Tios lutam para ficar com caçula de 3 sobrinhos que hoje vivem em abrigo

Já o ECA dá preferência por manter os três irmãos retirados dos pais que são dependentes químicos

Cassia Modena | 21/08/2023 15:18

Há quase cinco meses, os tios-avós de um menino de 2 anos acolhido em abrigo de Campo Grande esperam decisão da Justiça sobre adotação da criança. Ele e os irmãos foram retirados da guarda dos pais biológicos, ambos dependentes químicos, após o mais velho ser agredido a pauladas pela mãe.

"Dar o amor, a família e o lar que ele nunca teve. É isso que queremos", diz a tia. Ela e o marido moram em São Paulo.

No casamento anterior, teve três filhos que são maiores de idade e não vivem com ele. Já ela tem um adolescente de 13 anos também de outra relação, que mora com o casal.

Querem que o sobrinho-neto seja o membro mais novo da família em São Paulo. "É muito triste não podermos tirar do abrigo e fazer alguma coisa por ele. Compramos todas as coisinhas já. Está tudo pronto para recebê-lo", conta a tia

Cadeirinha para o carro, roupas e sapatos foram comprados e são mostrados no vídeo acima. Tudo está guardado e nunca foi usado pelo menino. Os tios-avós planejam até se mudar para uma casa maior, só para o sobrinho-neto ter mais espaço para brincar. "Ele é um príncipe. Merece uma vida melhor".

Ele é irmão do avô do menino. Trabalha na manutenção de residências e de um hospital, além de receber aluguéis de imóveis dos quais é proprietário. Ela é dona de casa e diz estar à disposição para cuidar bem da criança. "Conseguiremos dar tudo o que ele precisa aqui", ela garante.

Separar os irmãos - Os tios-avós procuraram as Defensorias Públicas de São Paulo e Mato Grosso do Sul para pedir formalmente a adoção do mais novo. No meio do processo, se depararam com uma dificuldade, que é a preferência pela não separação dos irmãos prevista na Lei da Adoção e no ECA (Estatuto da Criança e do Adolescente). "Conselheira e defensora nos disseram que é muito difícil o juiz permitir que sejam adotados separadamente", afirma a tia.

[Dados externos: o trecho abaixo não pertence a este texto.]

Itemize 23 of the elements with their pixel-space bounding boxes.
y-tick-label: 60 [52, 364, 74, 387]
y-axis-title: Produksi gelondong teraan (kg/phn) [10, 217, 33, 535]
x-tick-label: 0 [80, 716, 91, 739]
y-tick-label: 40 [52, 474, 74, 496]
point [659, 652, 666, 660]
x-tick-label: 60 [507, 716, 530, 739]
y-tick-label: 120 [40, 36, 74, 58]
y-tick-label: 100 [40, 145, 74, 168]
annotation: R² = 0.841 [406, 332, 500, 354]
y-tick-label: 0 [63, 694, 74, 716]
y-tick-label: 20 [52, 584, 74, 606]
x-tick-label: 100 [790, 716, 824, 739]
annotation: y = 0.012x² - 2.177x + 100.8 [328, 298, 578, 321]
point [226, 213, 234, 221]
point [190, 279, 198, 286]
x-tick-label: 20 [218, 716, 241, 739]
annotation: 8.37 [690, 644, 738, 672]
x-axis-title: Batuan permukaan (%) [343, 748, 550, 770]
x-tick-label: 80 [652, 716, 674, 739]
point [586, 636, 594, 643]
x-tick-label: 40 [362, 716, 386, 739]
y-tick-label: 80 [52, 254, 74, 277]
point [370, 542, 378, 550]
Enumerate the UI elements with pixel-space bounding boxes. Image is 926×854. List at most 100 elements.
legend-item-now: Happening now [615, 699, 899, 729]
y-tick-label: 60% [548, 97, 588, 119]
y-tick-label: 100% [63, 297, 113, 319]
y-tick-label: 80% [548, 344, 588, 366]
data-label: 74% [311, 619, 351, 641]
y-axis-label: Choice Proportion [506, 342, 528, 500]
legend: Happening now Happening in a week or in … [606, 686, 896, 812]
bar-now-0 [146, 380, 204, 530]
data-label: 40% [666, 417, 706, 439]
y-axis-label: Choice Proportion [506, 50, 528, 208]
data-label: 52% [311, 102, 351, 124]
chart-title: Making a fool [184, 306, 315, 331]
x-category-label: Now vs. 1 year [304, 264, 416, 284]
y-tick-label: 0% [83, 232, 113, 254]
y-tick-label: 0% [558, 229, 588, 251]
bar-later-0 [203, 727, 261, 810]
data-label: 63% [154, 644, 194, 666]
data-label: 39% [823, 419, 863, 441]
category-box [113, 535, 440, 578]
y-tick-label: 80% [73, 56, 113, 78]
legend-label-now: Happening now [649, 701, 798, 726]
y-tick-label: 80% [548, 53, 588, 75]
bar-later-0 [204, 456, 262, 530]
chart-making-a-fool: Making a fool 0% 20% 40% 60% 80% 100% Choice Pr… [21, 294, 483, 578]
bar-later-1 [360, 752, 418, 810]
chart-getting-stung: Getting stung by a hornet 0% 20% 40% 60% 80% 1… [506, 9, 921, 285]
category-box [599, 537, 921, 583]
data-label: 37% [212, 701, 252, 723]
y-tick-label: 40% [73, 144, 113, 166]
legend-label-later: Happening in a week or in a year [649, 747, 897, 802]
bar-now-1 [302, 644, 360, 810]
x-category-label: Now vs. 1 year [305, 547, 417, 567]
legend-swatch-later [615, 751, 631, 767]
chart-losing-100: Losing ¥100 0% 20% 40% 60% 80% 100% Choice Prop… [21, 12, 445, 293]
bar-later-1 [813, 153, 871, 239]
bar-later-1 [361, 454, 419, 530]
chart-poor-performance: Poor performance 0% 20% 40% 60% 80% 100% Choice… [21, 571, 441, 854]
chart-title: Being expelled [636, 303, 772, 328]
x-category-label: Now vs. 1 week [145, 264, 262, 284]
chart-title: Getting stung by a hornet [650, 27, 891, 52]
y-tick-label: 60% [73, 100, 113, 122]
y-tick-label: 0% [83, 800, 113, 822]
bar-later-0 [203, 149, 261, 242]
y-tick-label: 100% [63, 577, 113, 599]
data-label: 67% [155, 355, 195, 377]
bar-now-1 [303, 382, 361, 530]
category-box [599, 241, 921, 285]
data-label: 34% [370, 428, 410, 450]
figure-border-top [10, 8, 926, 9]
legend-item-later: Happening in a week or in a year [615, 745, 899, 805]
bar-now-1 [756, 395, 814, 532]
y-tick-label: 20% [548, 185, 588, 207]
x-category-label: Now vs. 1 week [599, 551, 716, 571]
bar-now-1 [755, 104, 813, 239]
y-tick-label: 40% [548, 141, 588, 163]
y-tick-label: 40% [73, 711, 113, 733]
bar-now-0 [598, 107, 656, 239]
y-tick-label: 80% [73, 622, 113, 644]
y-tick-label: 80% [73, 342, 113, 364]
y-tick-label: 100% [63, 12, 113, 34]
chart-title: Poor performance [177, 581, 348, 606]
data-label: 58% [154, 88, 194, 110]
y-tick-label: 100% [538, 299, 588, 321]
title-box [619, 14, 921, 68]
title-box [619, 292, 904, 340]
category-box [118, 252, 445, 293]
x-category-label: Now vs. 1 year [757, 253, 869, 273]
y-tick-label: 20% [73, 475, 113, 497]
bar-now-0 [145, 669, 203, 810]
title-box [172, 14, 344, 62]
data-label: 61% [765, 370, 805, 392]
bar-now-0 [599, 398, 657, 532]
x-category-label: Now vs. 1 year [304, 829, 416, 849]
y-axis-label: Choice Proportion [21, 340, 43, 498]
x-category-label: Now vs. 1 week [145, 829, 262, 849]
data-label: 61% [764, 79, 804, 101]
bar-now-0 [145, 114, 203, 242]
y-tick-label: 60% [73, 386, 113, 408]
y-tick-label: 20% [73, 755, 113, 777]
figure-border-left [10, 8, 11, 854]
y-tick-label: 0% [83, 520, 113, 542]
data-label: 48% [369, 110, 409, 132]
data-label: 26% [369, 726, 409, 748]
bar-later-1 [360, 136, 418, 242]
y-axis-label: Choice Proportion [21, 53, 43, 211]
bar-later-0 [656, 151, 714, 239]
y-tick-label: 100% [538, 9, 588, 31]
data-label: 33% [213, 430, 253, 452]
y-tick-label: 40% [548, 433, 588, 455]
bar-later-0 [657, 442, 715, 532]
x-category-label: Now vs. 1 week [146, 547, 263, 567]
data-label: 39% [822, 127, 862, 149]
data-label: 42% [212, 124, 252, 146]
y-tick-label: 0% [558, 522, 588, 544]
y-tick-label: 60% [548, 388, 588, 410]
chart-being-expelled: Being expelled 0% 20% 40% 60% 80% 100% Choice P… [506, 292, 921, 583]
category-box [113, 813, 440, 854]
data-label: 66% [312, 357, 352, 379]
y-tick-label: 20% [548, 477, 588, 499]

Ele e dois irmãos chegaram a fazer um acordo informal, para que cada um fique com uma das três crianças. As outras têm quatro e seis anos. Os outros familiares recuaram. Só o de São Paulo permaneceu com a intenção de ficar com o mais novo.

Nesse meio-tempo, a guarda das três crianças juntas foi delegada a uma tia de Campo Grande. Segundo a tia, ela desistiu por não ter condições de ficar com os meninos. "Isso nos deu uma 'canseira' ainda maior, porque ela e outros tios assinaram a desistência da guarda, os meninos foram retirados de lá e a Defensoria precisou 'refazer' todo o processo", relata.

Por mais que quisessem, os tios-avós de São Paulo alegam não ter condições de arcar e se responsabilizar pela criação de três crianças em vez de uma. Acabaram se apegando ao mais novo e querem adotá-lo. "Já que todos os outros tios desistiram, que seja então dada a oportunidade para outras pessoas que não têm filhos e desejem adotar", fala.

Ela revela, ainda, que a situação é mais triste do que aparenta. Os três sobrinhos têm outros irmãos de pais diferentes, que estão sob a guarda do avô materno.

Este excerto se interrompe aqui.